最近では、人工血管にバネが付いたステントグラフトを使用する「オープンステント法」と呼ばれる術式を用いることで、末梢動脈への吻合(ふんごう)が簡略化され、手術時間が短くなりました。これにより、身体への負担は軽減され、手術成績も向上しています。
ステントグラフト内挿術
スタンフォードB型で緊急手術を必要としない症例で、発症後半年以内に解離の原因となった内部亀裂が起こっている場合には、内部亀裂部分にステントグラフトで塞ぐカテーテル治療を行うこともあります。
人工血管置換術と同様に全身麻酔を行いますが、足の付け根に数cmメスを入れて、そこからカテーテルを挿入するため体への負担が少ない手術です。

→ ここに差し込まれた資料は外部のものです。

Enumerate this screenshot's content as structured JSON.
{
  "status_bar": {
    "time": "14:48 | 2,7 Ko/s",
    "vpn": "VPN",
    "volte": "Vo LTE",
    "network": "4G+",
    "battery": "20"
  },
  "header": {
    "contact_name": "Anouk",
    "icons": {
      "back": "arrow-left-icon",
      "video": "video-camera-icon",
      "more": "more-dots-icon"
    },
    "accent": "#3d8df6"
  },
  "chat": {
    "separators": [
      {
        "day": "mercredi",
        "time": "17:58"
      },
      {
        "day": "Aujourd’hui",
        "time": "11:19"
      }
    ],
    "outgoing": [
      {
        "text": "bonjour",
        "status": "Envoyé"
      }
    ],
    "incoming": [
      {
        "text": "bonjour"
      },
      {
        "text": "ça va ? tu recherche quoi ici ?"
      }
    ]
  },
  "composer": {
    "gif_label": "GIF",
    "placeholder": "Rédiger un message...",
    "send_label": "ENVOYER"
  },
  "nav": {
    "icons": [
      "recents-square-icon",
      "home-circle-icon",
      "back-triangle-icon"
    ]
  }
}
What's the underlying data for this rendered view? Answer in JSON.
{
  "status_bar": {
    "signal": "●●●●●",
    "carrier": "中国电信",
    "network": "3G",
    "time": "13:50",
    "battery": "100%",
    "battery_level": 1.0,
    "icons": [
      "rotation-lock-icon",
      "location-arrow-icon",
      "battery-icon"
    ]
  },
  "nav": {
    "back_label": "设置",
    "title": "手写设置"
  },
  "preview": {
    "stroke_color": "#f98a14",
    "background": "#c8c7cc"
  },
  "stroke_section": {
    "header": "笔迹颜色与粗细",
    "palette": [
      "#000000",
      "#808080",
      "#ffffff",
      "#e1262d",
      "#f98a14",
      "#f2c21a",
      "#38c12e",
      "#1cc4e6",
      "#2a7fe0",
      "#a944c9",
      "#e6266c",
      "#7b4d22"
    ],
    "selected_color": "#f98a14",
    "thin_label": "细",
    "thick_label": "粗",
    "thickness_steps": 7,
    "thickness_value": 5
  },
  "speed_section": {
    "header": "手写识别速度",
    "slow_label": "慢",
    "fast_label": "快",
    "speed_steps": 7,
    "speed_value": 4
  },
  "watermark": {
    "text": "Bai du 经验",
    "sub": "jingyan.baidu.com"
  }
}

最近の研究では、ステントグラフト内挿術を行うことで、将来的な大動脈拡大や破裂などの予後不良を予防できる可能性が高くなることもわかってきました。
まとめ
突然死のリスクが高い病気として知られる急性大動脈解離は、高血圧や喫煙、ストレスが危険因子となって動脈硬化などが原因で起こる病気です。早期の治療が必要となり、緊急手術の有無にはスタンフォード分類を用います。
胸に裂けるような激しい痛みが特徴で、進行すれば心タンポナーデで血流障害による合併症を引き起こすため、痛みを感じた場合はすぐに救急車を呼びましょう。
急性大動脈解離は治療法も増え、安全性も確立されており早期に治療すれば、日常生活を取り戻すことができます。予防のためには、定期的に循環器科や心臓血管外科で詳しい検査を受けることも大切です。